Barry and David Gunn actually knew each other from kindergarten while the rest of us (David Hildreth, Alan Neal Hubbs, Craig Littlewood, Bob Kamilli, Helene Haller, Phyllis Van Osten, Jayne Conine, Laura Senft and I) rounded out the ‘collection’ in high school during the early 1960’s. It was Alan who proclaimed back then, “There’s one in every group and we’re all of them.”

After high school, we went our separate ways, keeping in touch during the college years but less so as the years went on. I remember connecting again with a somewhat depressed Barry in the late 70’s and as we caught up on things, I mentioned how poor the selection of appropriate greeting cards was on the market and how I would love to design my own line of cards to help correct the oversight. The next day Barry called and asked how much money I would need to start the process. Within the week, EPEE Products was born. Ignorant but determined, Barry and I joined the ranks of other independent card companies out to give Hallmark a run for their money. We embraced this joint venture and it became a beneficial, life altering experience for us both, lasting well into the late 1980’s.

During this period, we also re-connected with other Group members, having gatherings at local Chinese restaurants, my home or Barry’s newly acquired condo. Barry, Gunni and I began celebrating “Mousemas” (instead of Christmas) and the way the seasonal gifts were enshrined within past years of collaged wrappings became more important than what was actually inside.

Then the early 1990’s brought the loss of three Group members – Phyllis, Craig and Jayne – making our times together even more significant.

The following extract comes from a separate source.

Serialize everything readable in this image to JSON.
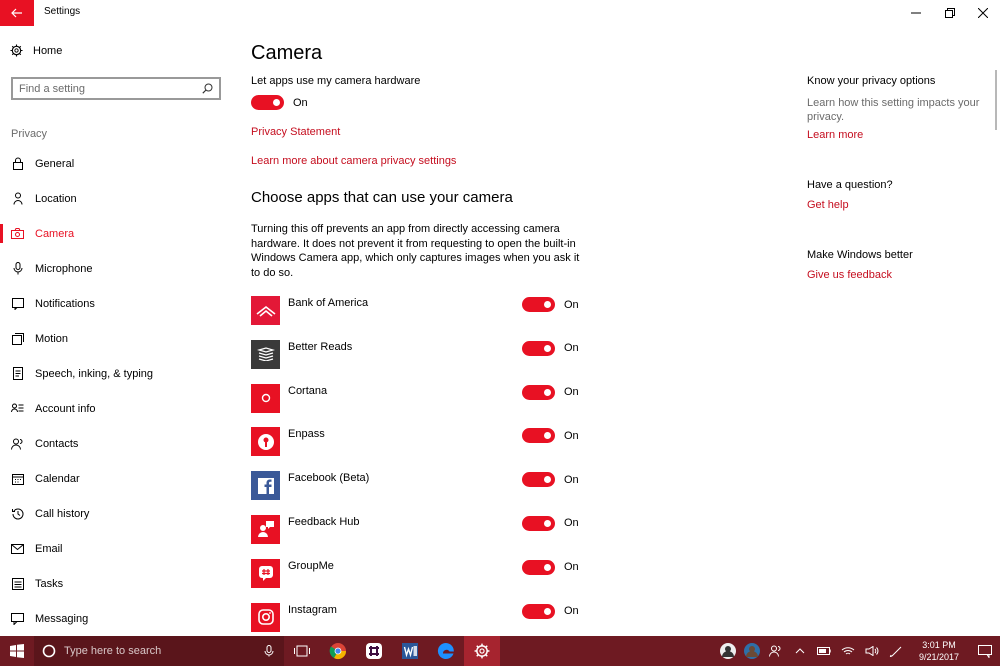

Alan Hubbs passed in 2011 while in Los Angeles working with Ray Bradbury and we were thankful he had come back to New Jersey six months prior for a get-together.

On Sunday May 13th, 2012 David Gunn (Gunni) & Laurel came down from Vermont so I joined them in a visit to the reclusive Barry. Barry had stopped smoking and had all his new dental implants to show off as well as a freshly re-decorated condo. Now another six months have passed and so has my good friend, Barry.